It is enough. The powers of the air have conquered. It is hardly safe, and by no means pleasant, to remain among the pines in such a storm. So farewell to the deserted spot, and a bee-line for the open country. To make up for the wetting, it is consoling to think that few enthusiasts have beheld so realistic a representation of the third scene of Macbeth.


AMONG THE GALLOWAY BECKS.

It rained heavily at intervals all night, and, though it has cleared a little since day-break, there is not a patch of blue to be seen yet in the sky, and the torn skirts of the clouds are still trailing low among the hills. The day can hardly brighten now before twelve o’clock, and as the woods, at anyrate, will be rain-laden and weeping for hours, the walk through “fair Kirkconnel Lea” is not to be thought of. The lawn, too, is out of condition for tennis. But see! the burn, brown with peat and flecked with foam, is running like ale under the bridge, and though the spate is too heavy for much hope of catching trout down here, there will be good sport for the trouble higher up among the moorland becks. Bring out the fishing-baskets, therefore, some small Stewart tacklings, and a canister of bait. Put up, too, a substantial sandwich and a flask; for the air among the hills is keen, and the mists are sometimes chilly.
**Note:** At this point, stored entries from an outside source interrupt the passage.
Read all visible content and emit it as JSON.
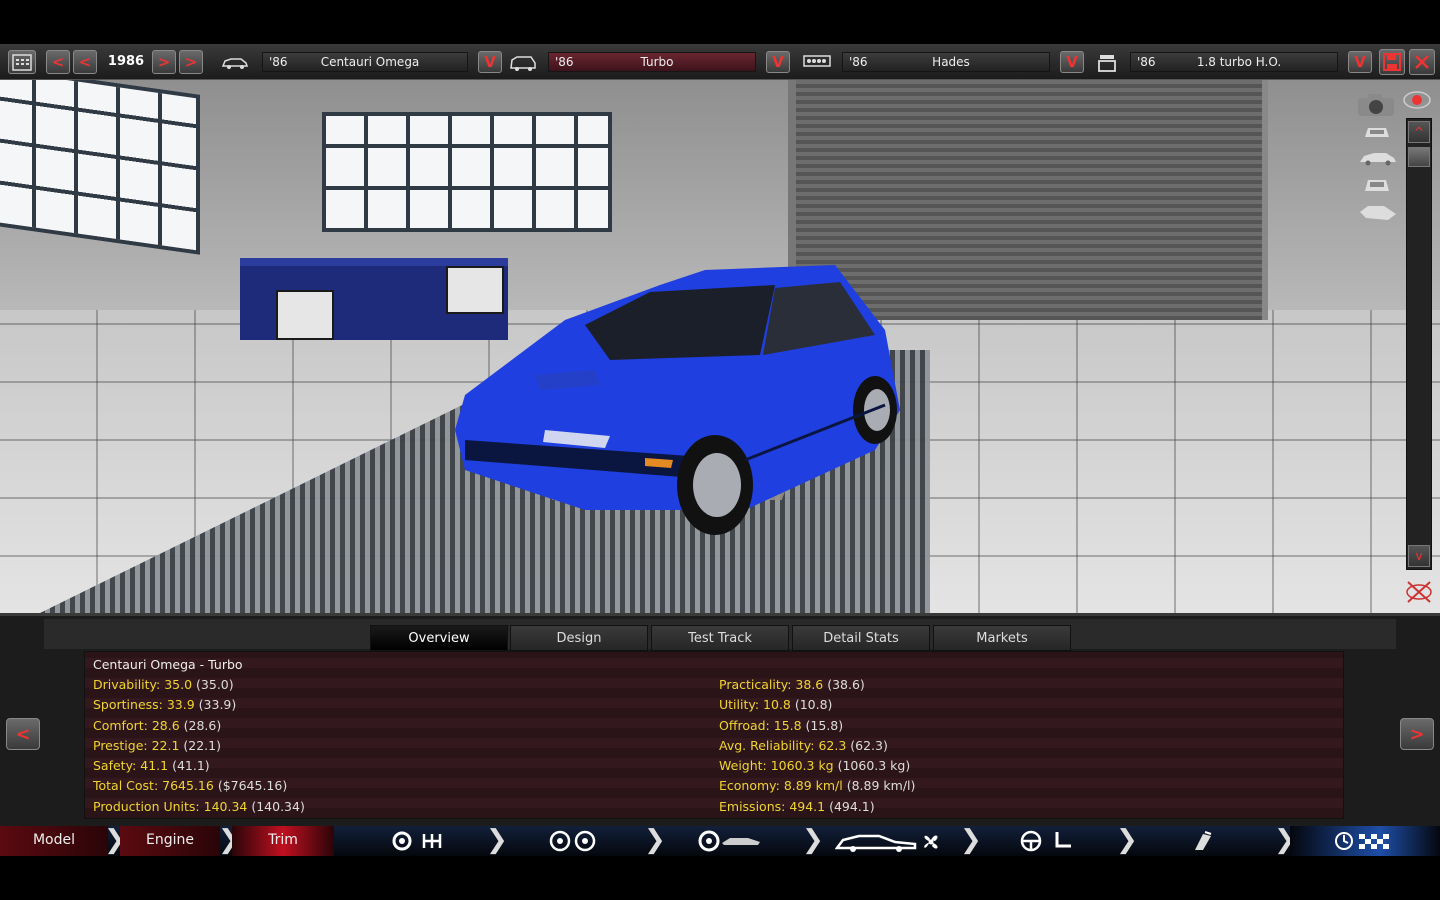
{
  "topbar": {
    "year": "1986",
    "year_prev2": "<",
    "year_prev": "<",
    "year_next": ">",
    "year_next2": ">",
    "model": {
      "year": "'86",
      "name": "Centauri Omega"
    },
    "trim": {
      "year": "'86",
      "name": "Turbo"
    },
    "engine_family": {
      "year": "'86",
      "name": "Hades"
    },
    "engine": {
      "year": "'86",
      "name": "1.8 turbo H.O."
    },
    "dropdown_glyph": "V"
  },
  "viewport": {
    "scroll_up": "^",
    "scroll_down": "v"
  },
  "tabs": [
    {
      "label": "Overview",
      "active": true
    },
    {
      "label": "Design",
      "active": false
    },
    {
      "label": "Test Track",
      "active": false
    },
    {
      "label": "Detail Stats",
      "active": false
    },
    {
      "label": "Markets",
      "active": false
    }
  ],
  "overview": {
    "title": "Centauri Omega - Turbo",
    "left": [
      {
        "key": "Drivability: 35.0",
        "val": " (35.0)"
      },
      {
        "key": "Sportiness: 33.9",
        "val": " (33.9)"
      },
      {
        "key": "Comfort: 28.6",
        "val": " (28.6)"
      },
      {
        "key": "Prestige: 22.1",
        "val": " (22.1)"
      },
      {
        "key": "Safety: 41.1",
        "val": " (41.1)"
      },
      {
        "key": "Total Cost: 7645.16",
        "val": " ($7645.16)"
      },
      {
        "key": "Production Units: 140.34",
        "val": " (140.34)"
      }
    ],
    "right": [
      {
        "key": "Practicality: 38.6",
        "val": " (38.6)"
      },
      {
        "key": "Utility: 10.8",
        "val": " (10.8)"
      },
      {
        "key": "Offroad: 15.8",
        "val": " (15.8)"
      },
      {
        "key": "Avg. Reliability: 62.3",
        "val": " (62.3)"
      },
      {
        "key": "Weight: 1060.3 kg",
        "val": " (1060.3 kg)"
      },
      {
        "key": "Economy: 8.89 km/l",
        "val": " (8.89 km/l)"
      },
      {
        "key": "Emissions: 494.1",
        "val": " (494.1)"
      }
    ],
    "prev": "<",
    "next": ">"
  },
  "nav": {
    "model": "Model",
    "engine": "Engine",
    "trim": "Trim",
    "chevron": "❯"
  },
  "colors": {
    "car": "#1f3fe0",
    "stat_key": "#f0d432",
    "accent_red": "#e33333"
  }
}
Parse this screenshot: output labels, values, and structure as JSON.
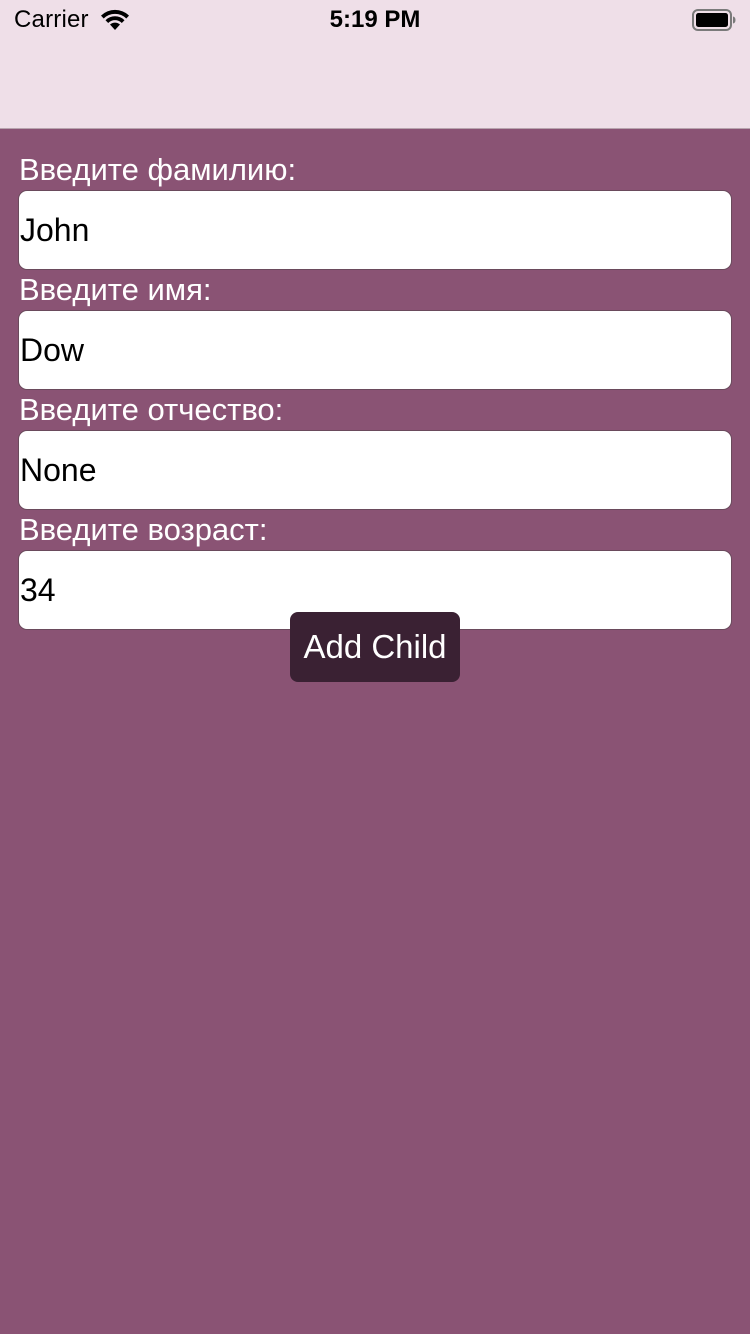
{
  "status_bar": {
    "carrier": "Carrier",
    "time": "5:19 PM",
    "wifi_icon": "wifi-icon",
    "battery_icon": "battery-full-icon"
  },
  "nav_bar": {
    "title": ""
  },
  "form": {
    "last_name": {
      "label": "Введите фамилию:",
      "value": "John"
    },
    "first_name": {
      "label": "Введите имя:",
      "value": "Dow"
    },
    "patronymic": {
      "label": "Введите отчество:",
      "value": "None"
    },
    "age": {
      "label": "Введите возраст:",
      "value": "34"
    }
  },
  "actions": {
    "add_child_label": "Add Child"
  },
  "colors": {
    "background": "#8a5374",
    "bar_background": "#efdfe8",
    "button_background": "#3a2133",
    "button_text": "#ffffff",
    "label_text": "#ffffff"
  }
}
Wet and heavy the roads are, and there will be more rain yet, for the pools in the ruts are not clear. The slender larch on the edge of the wood has put on a greener kirtle in the night, and stands forward like a young bride glad amid her tears. If a glint of sunshine came to kiss her there, she would glitter with a hundred rain-jewels. The still, heavy air is aromatic with the scent of the pines. By the wayside the ripening oats are bending their graceful heads after the rain, like Danae, with their golden burden, while the warrior hosts of the barley beyond hold their spiky crests white and erect.

The long, springing step natural on the heather shortens the road to the hills; and already a tempting burn or two have been crossed by the way. But nothing can be done without rods; and these have first to be called for at the shepherd’s.

A quiet, far-off place it is, this shieling upon the moors, with the drone of bees about, and the bleating of sheep. The shepherd himself is away to the “big house” about some “hogs,” but his wife, a weather-grey woman of sixty, with rough hospitable hands and kindly eyes, says that “maybe Jeanie will tak’ a rod to the becks.” Jeanie, by her dark glance, is pleased with the liberty; and indeed this lithe, handsome girl of fifteen will not be the least pleasant of guides, with her hair like the raven’s wing, and on her clear features the thoughtful look of the hills.

Here are the rods, straight ash saplings of convenient length, with thin brown lines.